Ciuman Toni kini juga sudah mulai pindah ke leher, membuatku mulai menggelinjang, tangan Toni kini menyusup dibalik tengtopku. Toni tersenyum menyadari aku tidah memakai bra. Aku hanya membalasnya dengan desahan, akkhhh,,, terus yank ucapku. Kini Toni berusaha meloloskan tangtopku dari tubuhku. Aku membantu Toni dengan mengangkat kedua tanganku. Kini aku sudah setengah bugil dihadapan Toni. Toni merebahkan tubuhku di atas kasur. Kini dia bisa leluasa melahap kedua payudaraku. Akkkhhh sakit yank.. jeritku ketika Toni mulai menggigit gigit kecil putting payudaraku yang berwarna merah kecoklatan. Kini tubuhku tidak henti-hentinya menggeliat ketika Toni dengan lahapnya menghisap secara bergantian putingku AkhhhUkkhhh terus yank! ceracauku sambil manarik-narik rambut kepala Toni.
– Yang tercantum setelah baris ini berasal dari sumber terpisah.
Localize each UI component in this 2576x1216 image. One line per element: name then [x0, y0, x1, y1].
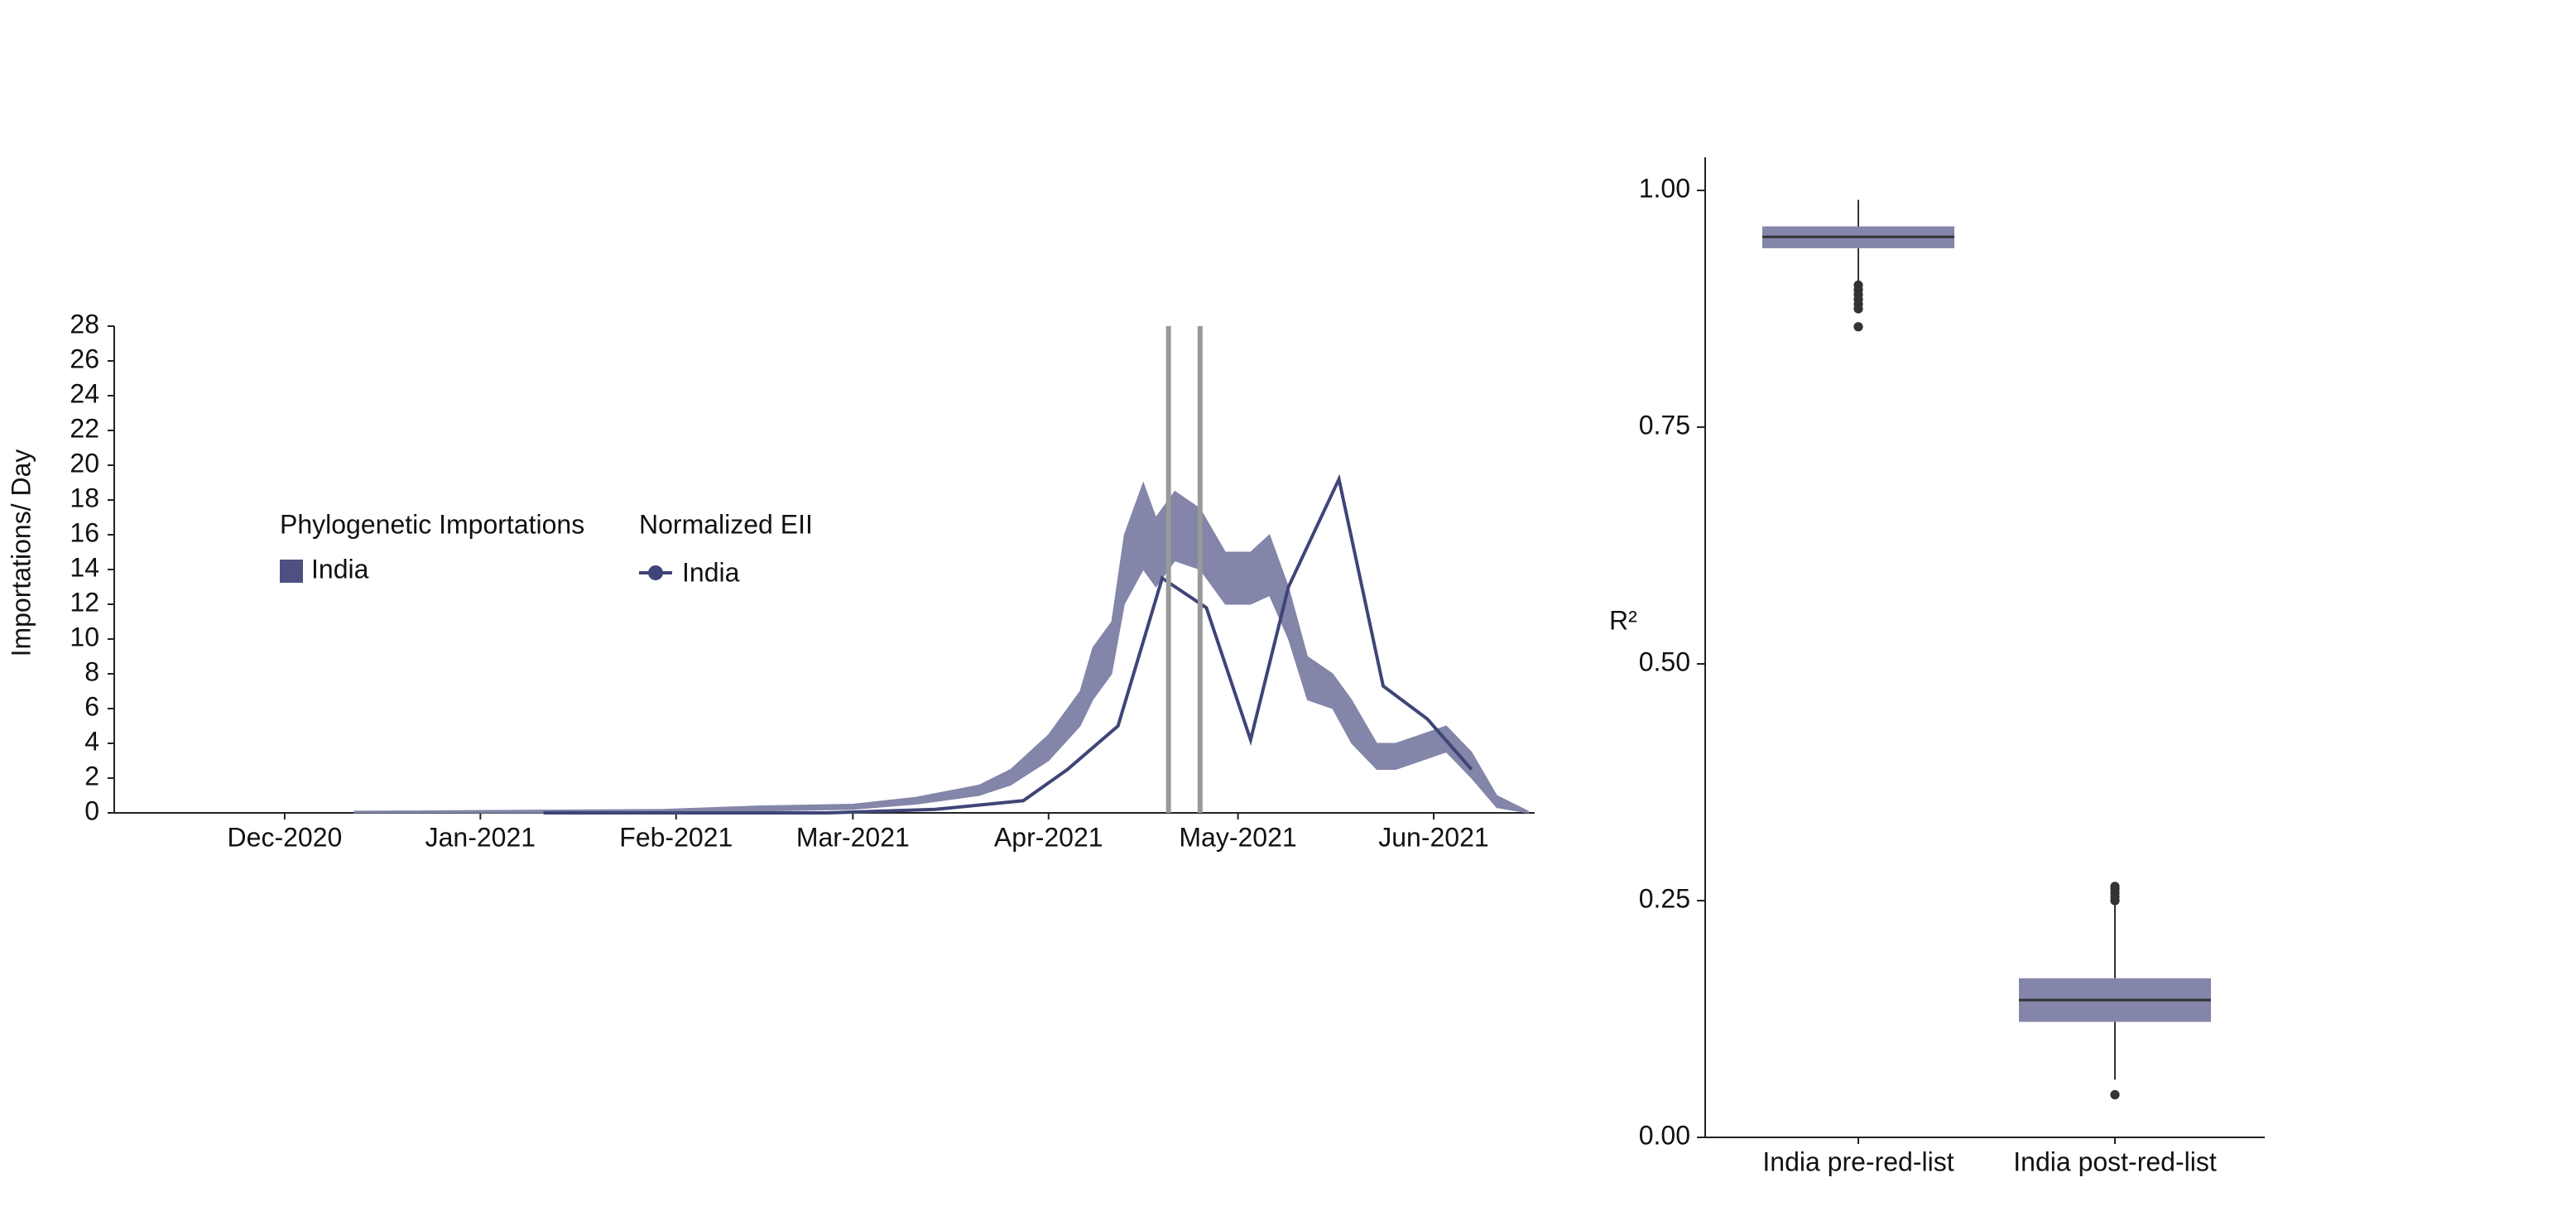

Puas bermain dengan kedua payudaraku, kini Toni mulai mengarahkan bibirnya perlahan kebawah. Menuju pusarku dan Tonipun menjilatinya Akhhh geli yank! tapi Toni tidak menghiraukan jeritanku. Toni semakin mengarah kebawah, sambil menjilati tubuhku inci demi inci, perlahan Toni juga menarik ke bawah celana Boxer yang aku pakai, dengan sekali hentakan kini loloslah Boxer dan celana dalamku sekaligus. Toni terlihat sangat buasnya ketika melihat aku kini tidak memakai sehelai benangpun. Jakunnya naik turun, Toni sudah bersiap untuk melahapku. Aku yang malu melihat tatapan Toni hanya bisa menutup vaginaku dan juga menutup mataku dengan tangan.
Toni membuka bajunya, kini ia telah telanjang dada. Toni memegang kedua tanganku , diletakkannya tanganku di atas kepalaku, dia pegang tanganku hanya dengan satu tangan. Kemudian Toni langsung melahap kedua payudaraku dengan buasnya, sedangkan tangannya yang satu lagi sudah sibuk mengobok-obok vaginaku yang mulai basah. Toni melakukannya dengan cukup cepat Akkkhhh pelan-pelan yank, ukkhhh. Pelan-pelan percuma aku protes pada Toni karena dia tidak menghiraukannya.
Kini Toni mengarahkan mulutnya ke arah vaginaku, sedangkan kedua tangannya meremas-remas dengan kerasnya kedua payudaraku. Toni mulai menjilati vaginaku, Akkkhhh. Enak yank erangku. Jilatan-jilatin Toni semakin menjadi-jadi, aku mulai tidak tahan lagi, Ukkkhhhh akkhhh sudah yank!, akkhhh. Ceracauku. Aku semakin menggeliat tak tentu arah, samikin aku dorong kepala Toni agar semakin dalam dia bisa menjilati vaginaku dan aku jepit kepalanya dengan kedua tangan, tubuhku menegang, rasanya sebentar lagi aku akan orgasme, Yank akkkh aku .. mau keluar akkhhh ukkhhh aakkkhhhhhhh dengan teriakan panjang akhirnya aku mencapai orgasmeku yang pertama. Tiba-tiba tubuhku menjadi lemas, capek sekali rasanya. Toni tertawa melihat aku yang sudah lemas, nafasku menggepu tidak beraturan, aku hanya bisa membalas dengan menggigit bibir sendiri tatapan nakal Toni. Belum apa-apa udah KO. Goda Toni sambil tersenyum.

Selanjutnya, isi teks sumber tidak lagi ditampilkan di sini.